Platini, derzeit Präsident des Europa-Verbandes Uefa, steht besonders wegen der lukrativen Anstellung seines Sohnes bei einer Vermarktungsagentur in Katar nur kurz nach der Wahl des Wüstenstaats zum WM-Gastgeber 2022 auch mit seiner Stimme in der Kritik. Gegen Chung soll die Fifa-Ethikkommission eine 15-jährige Sperre in Erwägung ziehen, weil der Milliardär in der Fifa-Exekutive eine frei verwendbare Summe von 777 Millionen Dollar als Gegenleistung für die Wahl seines Heimatlandes zum Ausrichter des WM-Turniers 2022 geboten hat.

Seit seiner Rückzugsankündigung Anfang Juni hatte Blatter zunächst mehrfach eine eindeutige Bestätigung seines Abschieds von der Fifa-Kommandobrücke vermieden. Am Tag der Ansetzung der Präsidentschafts-Neuwahl Ende Juli jedoch hatte der Verbandsboss für den 26. Februar das Ende seiner Amtszeit und eine neue Betätigung als Radio-Moderator in Aussicht gestellt.

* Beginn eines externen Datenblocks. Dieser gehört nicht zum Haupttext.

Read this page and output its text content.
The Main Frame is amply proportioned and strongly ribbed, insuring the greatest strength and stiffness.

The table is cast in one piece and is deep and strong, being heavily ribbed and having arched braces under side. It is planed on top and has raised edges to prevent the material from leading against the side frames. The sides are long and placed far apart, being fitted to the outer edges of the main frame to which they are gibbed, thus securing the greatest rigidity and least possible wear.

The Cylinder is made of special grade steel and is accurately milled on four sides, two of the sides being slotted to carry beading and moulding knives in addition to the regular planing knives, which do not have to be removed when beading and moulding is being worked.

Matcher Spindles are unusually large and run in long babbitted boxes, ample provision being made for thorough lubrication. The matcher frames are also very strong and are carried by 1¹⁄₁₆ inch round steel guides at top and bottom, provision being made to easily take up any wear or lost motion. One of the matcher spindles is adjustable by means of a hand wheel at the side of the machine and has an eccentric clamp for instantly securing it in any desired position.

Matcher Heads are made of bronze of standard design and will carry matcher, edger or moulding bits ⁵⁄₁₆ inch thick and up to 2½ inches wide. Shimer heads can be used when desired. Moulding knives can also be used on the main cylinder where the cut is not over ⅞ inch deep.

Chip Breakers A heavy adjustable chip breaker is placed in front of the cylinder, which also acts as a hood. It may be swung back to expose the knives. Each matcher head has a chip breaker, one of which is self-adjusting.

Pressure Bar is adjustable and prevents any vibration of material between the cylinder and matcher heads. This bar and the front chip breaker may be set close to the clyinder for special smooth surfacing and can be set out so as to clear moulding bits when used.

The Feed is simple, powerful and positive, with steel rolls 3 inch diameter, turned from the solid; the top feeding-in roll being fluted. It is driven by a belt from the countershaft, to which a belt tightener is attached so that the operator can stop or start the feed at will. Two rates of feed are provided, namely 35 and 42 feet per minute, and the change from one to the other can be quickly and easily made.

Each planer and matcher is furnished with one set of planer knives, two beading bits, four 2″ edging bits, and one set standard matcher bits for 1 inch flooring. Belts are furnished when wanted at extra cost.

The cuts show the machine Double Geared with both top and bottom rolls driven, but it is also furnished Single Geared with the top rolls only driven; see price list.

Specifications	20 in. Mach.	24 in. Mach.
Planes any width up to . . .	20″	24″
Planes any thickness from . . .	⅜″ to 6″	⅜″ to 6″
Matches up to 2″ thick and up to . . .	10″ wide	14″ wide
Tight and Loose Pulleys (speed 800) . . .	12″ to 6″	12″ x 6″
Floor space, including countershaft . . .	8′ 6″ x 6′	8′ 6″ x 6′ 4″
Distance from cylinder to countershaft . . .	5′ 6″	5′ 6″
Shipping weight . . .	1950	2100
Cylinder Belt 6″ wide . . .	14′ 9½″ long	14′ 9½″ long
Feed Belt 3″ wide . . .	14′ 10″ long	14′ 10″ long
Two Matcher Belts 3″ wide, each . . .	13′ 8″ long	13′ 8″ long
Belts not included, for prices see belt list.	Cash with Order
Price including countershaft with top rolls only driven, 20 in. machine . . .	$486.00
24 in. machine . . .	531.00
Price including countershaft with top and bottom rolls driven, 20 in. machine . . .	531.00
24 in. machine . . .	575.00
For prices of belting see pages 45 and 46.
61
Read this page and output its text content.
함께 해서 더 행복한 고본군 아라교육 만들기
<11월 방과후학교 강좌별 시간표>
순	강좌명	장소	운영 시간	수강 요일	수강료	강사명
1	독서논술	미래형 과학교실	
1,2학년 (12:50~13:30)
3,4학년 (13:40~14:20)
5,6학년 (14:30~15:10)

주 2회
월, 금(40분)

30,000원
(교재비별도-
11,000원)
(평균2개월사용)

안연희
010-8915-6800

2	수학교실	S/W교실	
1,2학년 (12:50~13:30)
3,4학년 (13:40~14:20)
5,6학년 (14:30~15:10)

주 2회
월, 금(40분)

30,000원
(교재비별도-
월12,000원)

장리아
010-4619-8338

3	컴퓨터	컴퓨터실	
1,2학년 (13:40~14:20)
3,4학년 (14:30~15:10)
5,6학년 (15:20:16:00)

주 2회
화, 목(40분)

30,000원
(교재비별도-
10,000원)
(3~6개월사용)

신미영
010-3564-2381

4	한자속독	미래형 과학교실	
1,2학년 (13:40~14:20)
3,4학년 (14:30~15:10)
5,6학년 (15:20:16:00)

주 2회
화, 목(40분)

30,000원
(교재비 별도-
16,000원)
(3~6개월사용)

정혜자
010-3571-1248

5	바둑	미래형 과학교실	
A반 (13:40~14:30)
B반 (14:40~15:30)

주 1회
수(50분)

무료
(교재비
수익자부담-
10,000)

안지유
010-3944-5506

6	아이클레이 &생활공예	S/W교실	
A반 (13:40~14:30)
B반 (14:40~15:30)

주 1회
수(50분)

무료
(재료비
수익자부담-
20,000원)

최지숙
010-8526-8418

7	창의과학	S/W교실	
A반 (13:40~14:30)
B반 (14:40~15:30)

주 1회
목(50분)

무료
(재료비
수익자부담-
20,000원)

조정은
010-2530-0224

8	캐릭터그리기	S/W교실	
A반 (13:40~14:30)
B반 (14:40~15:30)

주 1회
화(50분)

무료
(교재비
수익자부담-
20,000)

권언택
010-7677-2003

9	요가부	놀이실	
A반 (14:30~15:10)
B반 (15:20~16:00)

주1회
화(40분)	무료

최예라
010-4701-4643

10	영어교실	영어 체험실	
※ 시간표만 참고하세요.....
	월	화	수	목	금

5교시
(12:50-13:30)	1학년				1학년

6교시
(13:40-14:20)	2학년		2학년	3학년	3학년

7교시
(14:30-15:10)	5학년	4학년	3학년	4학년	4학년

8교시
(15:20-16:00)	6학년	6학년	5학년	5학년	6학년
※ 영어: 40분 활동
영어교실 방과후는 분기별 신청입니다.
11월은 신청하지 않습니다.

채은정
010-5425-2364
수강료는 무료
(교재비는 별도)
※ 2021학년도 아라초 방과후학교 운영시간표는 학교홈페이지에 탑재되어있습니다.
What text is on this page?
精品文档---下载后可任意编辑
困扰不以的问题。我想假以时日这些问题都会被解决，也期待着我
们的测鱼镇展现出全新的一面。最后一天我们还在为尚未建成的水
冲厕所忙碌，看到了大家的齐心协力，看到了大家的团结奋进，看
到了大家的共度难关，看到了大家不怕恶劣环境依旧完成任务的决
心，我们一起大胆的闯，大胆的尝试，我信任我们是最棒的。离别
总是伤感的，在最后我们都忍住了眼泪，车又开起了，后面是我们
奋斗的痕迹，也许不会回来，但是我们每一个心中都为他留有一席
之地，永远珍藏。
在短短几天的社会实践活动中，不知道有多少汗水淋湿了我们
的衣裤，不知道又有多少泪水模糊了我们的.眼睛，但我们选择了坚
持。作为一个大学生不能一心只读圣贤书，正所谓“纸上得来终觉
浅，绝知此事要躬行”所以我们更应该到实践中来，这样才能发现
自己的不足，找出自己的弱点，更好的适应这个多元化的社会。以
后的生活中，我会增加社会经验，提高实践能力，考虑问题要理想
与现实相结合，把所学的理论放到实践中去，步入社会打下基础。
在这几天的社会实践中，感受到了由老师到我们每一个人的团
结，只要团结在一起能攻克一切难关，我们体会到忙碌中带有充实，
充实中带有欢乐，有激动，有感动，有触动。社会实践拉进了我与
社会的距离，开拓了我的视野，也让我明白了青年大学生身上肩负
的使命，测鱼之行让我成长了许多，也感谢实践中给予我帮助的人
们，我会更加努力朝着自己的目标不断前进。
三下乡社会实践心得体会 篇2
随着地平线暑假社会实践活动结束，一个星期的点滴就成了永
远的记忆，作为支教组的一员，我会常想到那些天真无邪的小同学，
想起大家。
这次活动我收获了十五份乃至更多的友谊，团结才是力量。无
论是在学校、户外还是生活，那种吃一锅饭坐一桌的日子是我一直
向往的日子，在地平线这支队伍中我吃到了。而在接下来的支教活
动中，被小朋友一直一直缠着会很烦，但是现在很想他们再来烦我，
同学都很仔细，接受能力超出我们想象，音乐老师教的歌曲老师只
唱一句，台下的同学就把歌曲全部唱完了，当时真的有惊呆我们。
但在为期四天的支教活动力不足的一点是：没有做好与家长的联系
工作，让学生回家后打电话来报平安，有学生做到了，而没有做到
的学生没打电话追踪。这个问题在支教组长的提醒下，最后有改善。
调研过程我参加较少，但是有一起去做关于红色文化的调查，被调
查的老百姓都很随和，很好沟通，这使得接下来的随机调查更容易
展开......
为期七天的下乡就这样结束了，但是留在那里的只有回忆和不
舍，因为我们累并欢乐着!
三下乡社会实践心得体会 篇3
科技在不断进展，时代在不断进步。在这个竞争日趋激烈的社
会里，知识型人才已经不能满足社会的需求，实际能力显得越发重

Über die Kommentare zu seinen Zukunftsplänen hinaus nutzte der Fifa-Chef den Auftritt in Ulrichen allerdings auch zur weiteren Diskreditierung von Platini und der Uefa. Ohne seinen früheren Günstling und heutigen Erzrivalen Platini und die Uefa zu nennen, warf der Walliser eindeutig den Europäern letztlich misslungene Versuche der Machtübernahme in der Fifa vor: "Ein wichtiger Punkt war in der Vergangenheit immer, dass ein Kontinentalverband die anderen versucht hat zu dominieren. Aber das funktioniert in der Fifa nicht."

Mit dem vermeintlichen Machtkalkül der Uefa begründete Blatter auch seinen Wortbruch bei der abermaligen Kandidatur für das Fifa-Präsidentenamt auf dem skandalumtosten Kongress Ende Mai 2015: "Das war auch ein Beweggrund für mich, anders als beabsichtigt noch einmal als Präsident zu kandidieren."